The authors are deeply grateful for the constructive comments received on a first draft of this paper from three anonymous peer reviewers, the guest editors of the Feminist Economics special issue on Land, Gender, and Food Security, and participants at a Feminist Economics workshop in Barcelona in June 2012, as well as to the guest editors, journal editors and two further anonymous peer reviewers for subsequent comments on revised drafts. We are also indebted to our colleagues on the International Land Coalition's Global Study of Commercial Pressures on Land, particularly the authors of the four country case studies featured in this study: Messele Fisseha; Muriel Veldman and Marco Lankhorst; Dennis F. Calvan and Jay Martin S. Abiola; and Vida Bhushan Rawat, Mamidi Bharath Bhushan, and Sujatha Surepally.

Notes

1 Land concentration “into the hands of those few with the resources to invest in land development on a larger scale” is mainly driven by market pressures that push poorer rights holders, both of legal (formal) and customary (informal) rights, to sell or lease their land; land privatization occurs in contexts of limited formal rights, when customary rights holders become dispossessed as others obtain legal rights to their land (Elizabeth Daley Citation2011: 2).

2We denounce all forms of land grabbing, whether international or national. We denounce local level land grabs, particularly by powerful local elites, within communities or among family members. We denounce large-scale land grabbing, which has accelerated hugely over the past three years, and which we define as acquisitions or concessions that are one or more of the following: (i) in violation of human rights, particularly the equal rights of women; (ii) not based on free, prior, and informed consent of the affected land users; (iii) not based on a thorough assessment or are in disregard of social, economic, and environmental impacts, including the way they are gendered; (iv) not based on transparent contracts that specify clear and binding commitments about activities, employment, and benefits sharing, and; (v) not based on effective democratic planning, independent oversight, and meaningful participation” (ILC 2012; bold and italics in the original).

3 Gender justice is the ending of, and provision of redress for, inequalities between women and men that result in women's subordination to men.
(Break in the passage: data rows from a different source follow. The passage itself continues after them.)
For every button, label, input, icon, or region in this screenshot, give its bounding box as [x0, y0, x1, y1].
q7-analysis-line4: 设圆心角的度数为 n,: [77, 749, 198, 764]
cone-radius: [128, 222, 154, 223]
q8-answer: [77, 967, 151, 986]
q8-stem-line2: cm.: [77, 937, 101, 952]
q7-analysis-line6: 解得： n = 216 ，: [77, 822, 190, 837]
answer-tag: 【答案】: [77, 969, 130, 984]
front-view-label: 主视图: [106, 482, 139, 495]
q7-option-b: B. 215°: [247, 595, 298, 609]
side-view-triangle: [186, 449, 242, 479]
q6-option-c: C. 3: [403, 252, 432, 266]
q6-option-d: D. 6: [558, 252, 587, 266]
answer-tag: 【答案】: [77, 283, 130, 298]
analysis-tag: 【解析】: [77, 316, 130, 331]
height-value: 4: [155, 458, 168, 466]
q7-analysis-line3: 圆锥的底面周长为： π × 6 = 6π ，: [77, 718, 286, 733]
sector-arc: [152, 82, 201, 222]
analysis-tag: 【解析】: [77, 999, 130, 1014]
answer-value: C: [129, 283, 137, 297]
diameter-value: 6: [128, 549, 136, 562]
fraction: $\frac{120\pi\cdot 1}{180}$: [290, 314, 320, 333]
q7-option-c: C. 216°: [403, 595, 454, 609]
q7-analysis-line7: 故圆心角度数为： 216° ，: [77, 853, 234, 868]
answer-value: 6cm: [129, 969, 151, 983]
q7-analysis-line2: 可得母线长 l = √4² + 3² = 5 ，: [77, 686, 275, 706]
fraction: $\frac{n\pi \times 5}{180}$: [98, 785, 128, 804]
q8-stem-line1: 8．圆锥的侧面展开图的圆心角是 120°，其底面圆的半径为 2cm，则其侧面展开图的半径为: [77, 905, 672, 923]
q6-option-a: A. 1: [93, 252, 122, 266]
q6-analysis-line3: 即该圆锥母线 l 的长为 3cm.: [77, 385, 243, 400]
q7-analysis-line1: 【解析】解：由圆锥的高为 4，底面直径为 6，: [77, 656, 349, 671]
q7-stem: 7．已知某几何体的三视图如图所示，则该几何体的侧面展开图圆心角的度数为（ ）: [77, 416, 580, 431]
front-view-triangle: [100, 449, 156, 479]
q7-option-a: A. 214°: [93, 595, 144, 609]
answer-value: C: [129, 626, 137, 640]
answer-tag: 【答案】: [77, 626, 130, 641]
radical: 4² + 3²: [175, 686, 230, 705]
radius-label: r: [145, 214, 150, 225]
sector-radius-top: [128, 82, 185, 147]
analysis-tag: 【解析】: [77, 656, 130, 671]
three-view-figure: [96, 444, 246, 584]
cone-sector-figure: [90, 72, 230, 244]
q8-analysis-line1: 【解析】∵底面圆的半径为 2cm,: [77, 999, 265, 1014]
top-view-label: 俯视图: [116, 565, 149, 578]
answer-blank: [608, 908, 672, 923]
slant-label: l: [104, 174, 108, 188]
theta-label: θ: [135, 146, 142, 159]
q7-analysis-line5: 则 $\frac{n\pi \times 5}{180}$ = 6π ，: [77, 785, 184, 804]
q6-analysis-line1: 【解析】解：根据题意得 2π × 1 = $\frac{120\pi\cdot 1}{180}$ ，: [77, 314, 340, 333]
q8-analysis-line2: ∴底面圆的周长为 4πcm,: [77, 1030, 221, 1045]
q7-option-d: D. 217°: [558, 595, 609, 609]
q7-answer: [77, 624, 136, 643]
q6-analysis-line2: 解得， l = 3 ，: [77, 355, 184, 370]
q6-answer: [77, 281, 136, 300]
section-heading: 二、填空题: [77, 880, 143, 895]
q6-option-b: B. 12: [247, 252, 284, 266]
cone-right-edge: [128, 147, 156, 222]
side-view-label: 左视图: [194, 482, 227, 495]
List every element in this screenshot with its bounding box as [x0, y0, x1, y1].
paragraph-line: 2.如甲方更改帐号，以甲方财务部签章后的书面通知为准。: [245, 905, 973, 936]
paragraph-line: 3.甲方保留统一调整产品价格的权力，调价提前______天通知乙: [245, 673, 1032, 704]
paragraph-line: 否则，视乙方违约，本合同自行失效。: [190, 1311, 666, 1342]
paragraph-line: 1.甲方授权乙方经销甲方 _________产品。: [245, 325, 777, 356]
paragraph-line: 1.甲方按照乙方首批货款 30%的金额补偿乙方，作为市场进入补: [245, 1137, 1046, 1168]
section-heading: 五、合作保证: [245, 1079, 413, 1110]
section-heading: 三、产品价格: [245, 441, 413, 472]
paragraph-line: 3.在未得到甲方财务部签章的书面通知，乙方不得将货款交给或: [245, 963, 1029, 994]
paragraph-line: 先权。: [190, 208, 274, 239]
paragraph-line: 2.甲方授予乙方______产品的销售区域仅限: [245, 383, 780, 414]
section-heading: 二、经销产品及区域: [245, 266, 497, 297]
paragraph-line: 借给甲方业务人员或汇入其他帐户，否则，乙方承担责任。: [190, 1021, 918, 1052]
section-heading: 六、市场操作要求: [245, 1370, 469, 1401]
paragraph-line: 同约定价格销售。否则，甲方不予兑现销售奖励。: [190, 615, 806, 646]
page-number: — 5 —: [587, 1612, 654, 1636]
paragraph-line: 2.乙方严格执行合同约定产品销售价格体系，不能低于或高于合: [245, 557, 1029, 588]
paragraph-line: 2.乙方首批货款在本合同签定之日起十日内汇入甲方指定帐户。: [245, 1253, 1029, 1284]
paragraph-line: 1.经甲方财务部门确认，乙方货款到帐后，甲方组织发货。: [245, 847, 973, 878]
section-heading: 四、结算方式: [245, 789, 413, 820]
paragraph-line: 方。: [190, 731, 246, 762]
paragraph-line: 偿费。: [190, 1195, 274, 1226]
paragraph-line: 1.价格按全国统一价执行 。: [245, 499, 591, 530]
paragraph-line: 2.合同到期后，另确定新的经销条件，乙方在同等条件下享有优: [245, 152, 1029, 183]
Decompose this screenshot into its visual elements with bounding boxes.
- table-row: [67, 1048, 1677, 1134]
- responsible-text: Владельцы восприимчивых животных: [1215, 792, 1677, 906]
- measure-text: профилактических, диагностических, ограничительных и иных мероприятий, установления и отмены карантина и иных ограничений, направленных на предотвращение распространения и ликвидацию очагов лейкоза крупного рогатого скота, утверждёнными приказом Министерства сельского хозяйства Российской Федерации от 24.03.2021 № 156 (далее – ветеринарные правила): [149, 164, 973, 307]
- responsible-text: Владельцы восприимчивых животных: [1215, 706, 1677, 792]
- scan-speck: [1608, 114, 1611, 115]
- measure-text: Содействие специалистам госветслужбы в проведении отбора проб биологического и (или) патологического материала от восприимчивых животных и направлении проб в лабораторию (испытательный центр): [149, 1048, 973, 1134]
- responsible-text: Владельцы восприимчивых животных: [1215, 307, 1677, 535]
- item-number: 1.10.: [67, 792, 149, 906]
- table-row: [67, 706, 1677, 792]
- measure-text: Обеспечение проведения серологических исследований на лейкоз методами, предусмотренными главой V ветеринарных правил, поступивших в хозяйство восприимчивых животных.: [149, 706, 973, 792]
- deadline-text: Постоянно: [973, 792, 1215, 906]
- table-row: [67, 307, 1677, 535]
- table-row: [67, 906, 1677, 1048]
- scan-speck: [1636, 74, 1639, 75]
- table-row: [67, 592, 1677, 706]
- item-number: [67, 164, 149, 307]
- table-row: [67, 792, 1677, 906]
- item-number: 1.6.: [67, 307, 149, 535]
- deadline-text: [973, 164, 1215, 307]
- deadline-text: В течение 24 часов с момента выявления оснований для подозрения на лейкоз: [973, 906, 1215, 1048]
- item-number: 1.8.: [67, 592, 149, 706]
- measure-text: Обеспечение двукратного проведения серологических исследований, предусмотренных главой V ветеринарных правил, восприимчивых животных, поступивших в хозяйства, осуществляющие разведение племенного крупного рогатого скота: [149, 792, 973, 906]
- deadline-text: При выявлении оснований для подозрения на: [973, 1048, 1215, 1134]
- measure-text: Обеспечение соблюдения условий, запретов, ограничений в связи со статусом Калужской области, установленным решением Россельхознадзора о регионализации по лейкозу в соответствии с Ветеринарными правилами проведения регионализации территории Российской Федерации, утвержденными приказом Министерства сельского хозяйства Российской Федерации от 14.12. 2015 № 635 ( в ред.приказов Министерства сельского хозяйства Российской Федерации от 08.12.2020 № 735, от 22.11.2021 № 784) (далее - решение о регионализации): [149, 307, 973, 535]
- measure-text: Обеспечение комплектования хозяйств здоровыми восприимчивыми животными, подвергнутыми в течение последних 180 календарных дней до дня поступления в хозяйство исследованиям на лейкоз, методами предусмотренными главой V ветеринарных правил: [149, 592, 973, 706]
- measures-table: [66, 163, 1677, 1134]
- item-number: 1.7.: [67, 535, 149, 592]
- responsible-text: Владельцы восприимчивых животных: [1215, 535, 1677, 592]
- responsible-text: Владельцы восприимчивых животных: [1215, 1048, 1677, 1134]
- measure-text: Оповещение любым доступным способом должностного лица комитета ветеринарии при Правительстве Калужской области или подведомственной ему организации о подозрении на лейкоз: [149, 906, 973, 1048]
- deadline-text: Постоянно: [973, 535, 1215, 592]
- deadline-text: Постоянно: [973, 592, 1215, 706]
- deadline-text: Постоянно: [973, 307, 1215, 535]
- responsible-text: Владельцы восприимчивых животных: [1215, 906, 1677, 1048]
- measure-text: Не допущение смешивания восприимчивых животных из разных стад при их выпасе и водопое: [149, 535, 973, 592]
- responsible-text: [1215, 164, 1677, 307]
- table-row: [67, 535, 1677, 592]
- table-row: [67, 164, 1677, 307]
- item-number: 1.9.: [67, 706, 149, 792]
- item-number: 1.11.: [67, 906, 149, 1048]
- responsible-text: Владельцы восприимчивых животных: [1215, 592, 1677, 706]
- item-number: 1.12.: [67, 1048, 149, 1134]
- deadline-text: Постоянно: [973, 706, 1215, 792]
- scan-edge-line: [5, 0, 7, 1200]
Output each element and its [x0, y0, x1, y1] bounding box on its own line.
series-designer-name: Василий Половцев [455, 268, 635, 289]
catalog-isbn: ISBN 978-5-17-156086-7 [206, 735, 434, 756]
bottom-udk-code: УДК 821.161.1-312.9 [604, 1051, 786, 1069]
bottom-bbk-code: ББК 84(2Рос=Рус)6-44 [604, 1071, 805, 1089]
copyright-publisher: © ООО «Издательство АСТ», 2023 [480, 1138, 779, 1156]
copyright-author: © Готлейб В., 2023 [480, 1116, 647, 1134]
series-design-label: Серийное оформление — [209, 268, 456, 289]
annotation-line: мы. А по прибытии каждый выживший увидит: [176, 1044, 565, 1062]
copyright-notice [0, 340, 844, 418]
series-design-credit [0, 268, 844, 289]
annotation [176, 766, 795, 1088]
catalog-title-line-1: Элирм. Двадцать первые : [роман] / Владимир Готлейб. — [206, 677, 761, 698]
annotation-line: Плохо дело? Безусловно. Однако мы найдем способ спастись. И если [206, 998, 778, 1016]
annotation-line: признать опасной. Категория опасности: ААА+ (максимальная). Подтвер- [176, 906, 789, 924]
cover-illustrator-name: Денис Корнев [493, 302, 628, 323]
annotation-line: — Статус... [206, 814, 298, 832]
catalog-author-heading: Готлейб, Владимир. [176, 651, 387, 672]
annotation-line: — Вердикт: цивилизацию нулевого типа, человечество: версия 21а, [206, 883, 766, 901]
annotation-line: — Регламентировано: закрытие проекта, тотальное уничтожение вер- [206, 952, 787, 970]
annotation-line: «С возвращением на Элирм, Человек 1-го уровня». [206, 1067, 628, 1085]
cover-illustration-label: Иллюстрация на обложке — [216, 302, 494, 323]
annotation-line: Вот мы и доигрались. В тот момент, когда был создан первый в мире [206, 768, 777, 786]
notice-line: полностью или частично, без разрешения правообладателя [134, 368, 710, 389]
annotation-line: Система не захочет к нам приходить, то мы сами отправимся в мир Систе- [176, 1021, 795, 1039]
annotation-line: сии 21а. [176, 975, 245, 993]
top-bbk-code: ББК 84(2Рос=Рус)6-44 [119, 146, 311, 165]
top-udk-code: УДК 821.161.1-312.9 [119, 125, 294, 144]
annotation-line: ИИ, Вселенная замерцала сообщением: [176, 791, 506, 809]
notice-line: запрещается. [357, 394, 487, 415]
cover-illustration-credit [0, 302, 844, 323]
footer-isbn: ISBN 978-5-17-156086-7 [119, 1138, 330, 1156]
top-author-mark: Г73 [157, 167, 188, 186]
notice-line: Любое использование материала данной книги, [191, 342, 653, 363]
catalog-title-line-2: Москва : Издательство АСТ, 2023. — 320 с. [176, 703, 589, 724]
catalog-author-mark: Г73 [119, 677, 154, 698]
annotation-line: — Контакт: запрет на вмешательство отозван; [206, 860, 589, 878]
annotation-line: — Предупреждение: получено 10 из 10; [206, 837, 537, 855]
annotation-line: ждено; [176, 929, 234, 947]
It implies access to and control over resources, combined with sufficient agency to be able to make choices about those resources (A. M. Goetz Citation2007).

4 Despite continuing debate over the official statistics for women's agricultural labor force participation rates in different countries (as both paid and unpaid workers) and their actual contribution to global food production, data in FAO (2011) clearly show that women have less access than men to land, inputs, and extension services for their own agricultural production; are more likely than men to hold seasonal, part-time, and low-paid jobs and receive lower wages for the same labor when employed in rural areas; and disproportionately shoulder the burden of household chores.

5 All data on this case comes from Messele Fisseha (Citation2011) and Daley (Citation2011).

6 All data on this case comes from Muriel Veldman and Marco Lankhorst (Citation2011) and Daley (Citation2011); as well as from personal observations by Elizabeth Daley, 2006–09.

7 All data are from Dennis F. Calvan and Jay Martin S. Abiola (Citation2011) and Daley (Citation2011).

8 All data are from Vidya Bhushan Rawat, Mamidi Bharath Bhushan, and Sujatha Surepally (Citation2011).

9 Elizabeth Daley, personal observation, 2010–11; Sabine Pallas, personal observation, 2009–12.

10 See the above-mentioned technical guide (FAO 2013) for a much more comprehensive elaboration of practical measures and arenas for action in supporting change in the land deals game for women through the implementation of responsible gender-equitable governance of land tenure.